Je me suis rendu au coin de la rue, à l'école partenaire Street Child, qui est dirigée par We Yone, notre partenaire local. Street Child prend en charge plus de 200 élèves de l'école. Environ 60 d'entre eux n'étaient pas à l'école ce jour-là. Ces enfants avaient perdu leurs uniformes, leurs crayons et leurs livres dans le feu. Bien que chaque classe ait été accueillie par une chanson de bienvenue, les chaises vides étaient assourdissantes. Le chef d'établissement m'a fait visiter l'endroit et a fourni un rapport plus détaillé sur l'incendie. Apparemment, les pompiers ne pouvaient pas atteindre le feu - les petites rues étroites empêchaient tout simplement de se rendre dans les environs.
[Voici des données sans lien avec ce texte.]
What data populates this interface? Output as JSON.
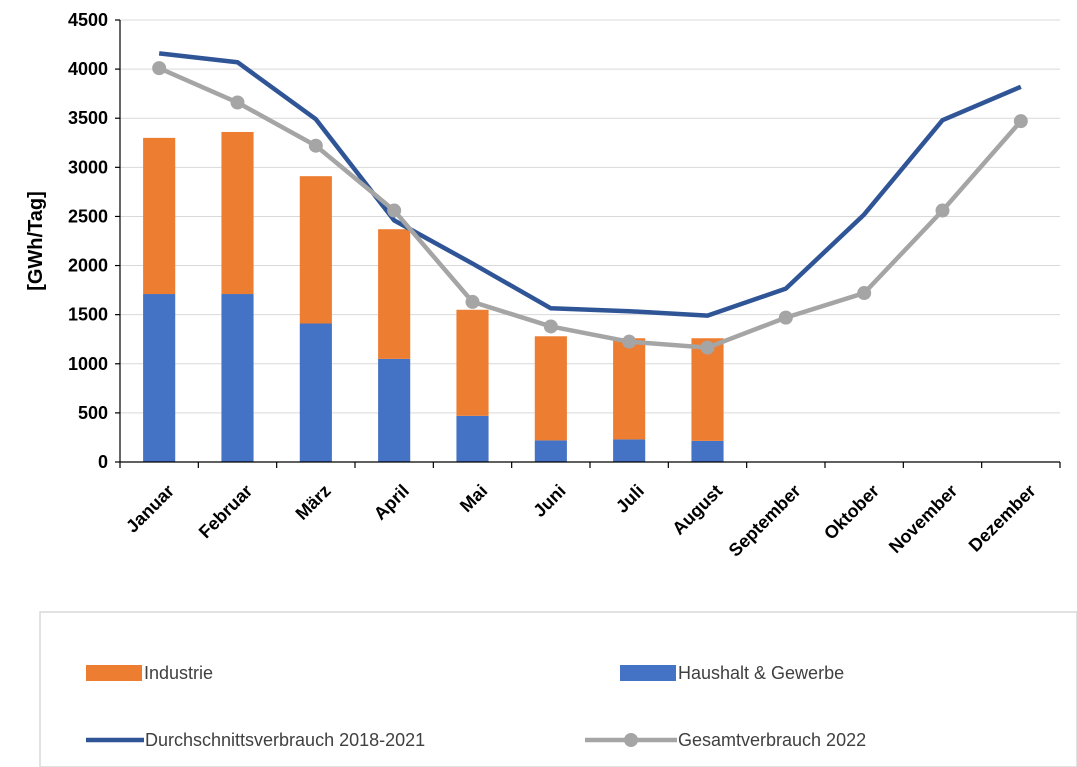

C’est donc les enseignants, les enfants et les membres de la communauté qui ont eux-mêmes combattu le feu. Cela a pris 3 heures. Au début, ils utilisaient toute l'eau des maisons, mais cela ne leur suffisait pas, ils ont eu recours à l'eau de mer, ce qui a été un succès.

J'ai attendu pendant que l'équipe We Yone allait chercher des articles d'urgence à distribuer aux enfants et à leurs familles à l'école. Vêtements, eau, huile pour cuisiner, articles de toilette, crayons et cahiers.
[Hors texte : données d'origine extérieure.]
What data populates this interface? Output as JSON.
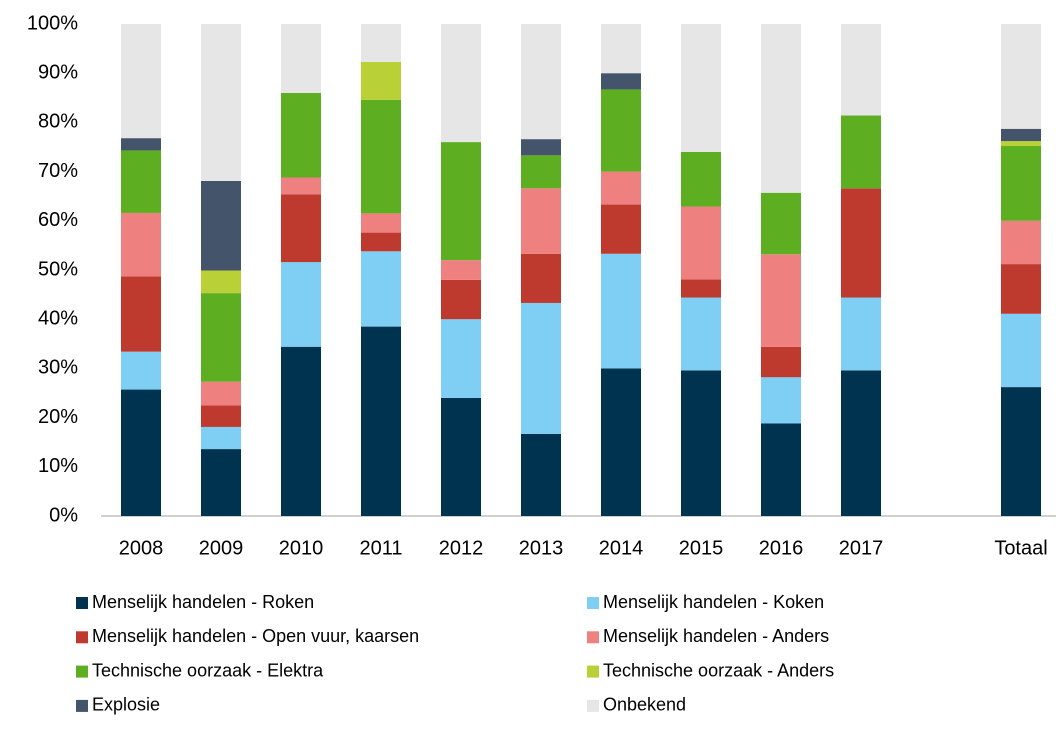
{
  "chart_data": {
    "type": "stacked_bar",
    "categories": [
      "2008",
      "2009",
      "2010",
      "2011",
      "2012",
      "2013",
      "2014",
      "2015",
      "2016",
      "2017",
      null,
      "Totaal"
    ],
    "series": [
      {
        "name": "Menselijk handelen - Roken",
        "color": "#003350",
        "values": [
          25.7,
          13.6,
          34.4,
          38.5,
          24,
          16.7,
          30,
          29.6,
          18.8,
          29.6,
          null,
          26.2
        ]
      },
      {
        "name": "Menselijk handelen - Koken",
        "color": "#7fcef4",
        "values": [
          7.7,
          4.5,
          17.2,
          15.3,
          16,
          26.6,
          23.3,
          14.8,
          9.4,
          14.8,
          null,
          14.9
        ]
      },
      {
        "name": "Menselijk handelen - Open vuur, kaarsen",
        "color": "#be3a2f",
        "values": [
          15.3,
          4.4,
          13.8,
          3.8,
          8,
          10,
          10,
          3.7,
          6.2,
          22.2,
          null,
          10.1
        ]
      },
      {
        "name": "Menselijk handelen - Anders",
        "color": "#ef8080",
        "values": [
          12.9,
          4.8,
          3.4,
          3.9,
          4,
          13.3,
          6.7,
          14.8,
          18.8,
          0,
          null,
          8.8
        ]
      },
      {
        "name": "Technische oorzaak - Elektra",
        "color": "#5eae22",
        "values": [
          12.7,
          18,
          17.2,
          23.1,
          24,
          6.7,
          16.7,
          11.1,
          12.5,
          14.8,
          null,
          15.2
        ]
      },
      {
        "name": "Technische oorzaak - Anders",
        "color": "#b9d136",
        "values": [
          0,
          4.6,
          0,
          7.7,
          0,
          0,
          0,
          0,
          0,
          0,
          null,
          1
        ]
      },
      {
        "name": "Explosie",
        "color": "#44546a",
        "values": [
          2.5,
          18.2,
          0,
          0,
          0,
          3.3,
          3.3,
          0,
          0,
          0,
          null,
          2.5
        ]
      },
      {
        "name": "Onbekend",
        "color": "#e6e6e6",
        "values": [
          23.2,
          31.9,
          14,
          7.7,
          24,
          23.4,
          10,
          26,
          34.3,
          18.6,
          null,
          21.3
        ]
      }
    ],
    "ylim": [
      0,
      100
    ],
    "yticks": [
      {
        "value": 0,
        "label": "0%"
      },
      {
        "value": 10,
        "label": "10%"
      },
      {
        "value": 20,
        "label": "20%"
      },
      {
        "value": 30,
        "label": "30%"
      },
      {
        "value": 40,
        "label": "40%"
      },
      {
        "value": 50,
        "label": "50%"
      },
      {
        "value": 60,
        "label": "60%"
      },
      {
        "value": 70,
        "label": "70%"
      },
      {
        "value": 80,
        "label": "80%"
      },
      {
        "value": 90,
        "label": "90%"
      },
      {
        "value": 100,
        "label": "100%"
      }
    ],
    "grid": false,
    "legend": "bottom"
  }
}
Pendant mon attente, la cloche de l'école a sonné. Même après une tragédie aussi récente, les enfants se sont précipités pour chanter et applaudir. Un tel spectacle m'a donné un sentiment d'espoir. Un petit garçon s'est précipité vers moi. Il se tenait debout à côté de moi car j'étais trop grand pour lui, même assis. Il passa son bras autour du mien et regarda fièrement autour de lui pour voir si quelqu'un avait vu ce qu'il avait fait. Il ne devait pas être âgé de plus de 5 ans. Alors que j'étais assis à attendre que le matériel soit livré, j'ai décidé d'apprendre au petit garçon à jouer à un jeu de mon enfance; la bataille des pouces. Après un certain temps, il comprit l'idée et la joie sur son visage lorsqu’il me battait était un vrai délice. Je le reverrais plus tard lors de la distribution d'articles et je me suis alors rendu compte que ce petit garçon si jeune et innocent avait dû beaucoup souffrir et que cela l’avait certainement incité à travailler encore plus.
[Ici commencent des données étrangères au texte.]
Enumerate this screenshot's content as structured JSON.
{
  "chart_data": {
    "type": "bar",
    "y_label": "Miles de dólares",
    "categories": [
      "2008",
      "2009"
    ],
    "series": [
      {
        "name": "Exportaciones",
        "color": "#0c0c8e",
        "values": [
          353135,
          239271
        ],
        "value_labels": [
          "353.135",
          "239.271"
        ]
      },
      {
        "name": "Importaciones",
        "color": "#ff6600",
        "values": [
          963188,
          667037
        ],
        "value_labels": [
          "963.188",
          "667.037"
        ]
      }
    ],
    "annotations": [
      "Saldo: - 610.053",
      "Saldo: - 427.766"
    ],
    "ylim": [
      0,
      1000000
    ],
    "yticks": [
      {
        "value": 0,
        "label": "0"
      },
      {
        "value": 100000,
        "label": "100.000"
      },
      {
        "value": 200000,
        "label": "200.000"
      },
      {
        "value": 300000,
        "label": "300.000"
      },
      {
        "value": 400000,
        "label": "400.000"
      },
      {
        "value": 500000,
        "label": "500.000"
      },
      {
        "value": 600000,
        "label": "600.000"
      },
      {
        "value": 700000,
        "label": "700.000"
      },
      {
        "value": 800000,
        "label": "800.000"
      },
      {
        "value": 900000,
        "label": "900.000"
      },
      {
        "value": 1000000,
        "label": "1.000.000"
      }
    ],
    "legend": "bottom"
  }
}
Les vêtements sont enfin arrivés et nous avons commencé à séparer les vêtements des garçons et des filles en piles différentes. Nous avons utilisé les tables d'école pour créer une grande table. Après cela, les autres articles sont arrivés. Cela a pris du temps, mais l’équipe a finalement réuni tous les enfants affectés, leurs parents ou leurs frères et sœurs. Ils venaient deux par deux pour récupérer leurs objets. Une canette d'huile de cuisine devait être partagée entre 2 familles. Après avoir réglé tout cela, il nous restait quelques articles et vêtements supplémentaires. Nous avons décidé que ceux-ci devraient être donnés aux autres membres de la communauté affectés par l'incendie. Il n’a pas fallut longtemps pour que les enfants se précipitent à l'école et se bousculent à travers la porte pour recevoir notre soutien. La gratitude était claire.

J'ai eu la chance de parler à l'une des filles touchées par l'incendie. Elle avait une brûlure au bras droit. Elle m'a emmené sur le terrain de football et m'a montré sa famille, composée de sa grand-mère, de sa soeur et de ses cousins. Leur abri avait un toit mais c'était à peu près tout. Ils étaient assis dans un coin du champ avec des poteaux en bois autour d'eux. Ce n'était pas plus grand que 2 x 2 mètres. C’était leur nouveau "foyer" mais ils étaient heureux de me faire visiter.

Plus tard, le jeune garçon que j’avais rencontré plus tôt est venu en courant vers moi, m'a pris la main et m'a demandé si je me souvenais de son nom. Je l’ai rassuré et il est revenu à l'école avec moi, fière comme une mère exhibant son nouveau-né.

À l'heure actuelle, ces enfants n'ont pas de foyer et leurs familles n'ont aucun moyen de vivre. Dans les cas où la communauté n’utilise pas de système bancaire, leur maison est leur problème, leur vie. Ils n'ont rien et ils dorment dans la rue. C'est leur réalité actuellement.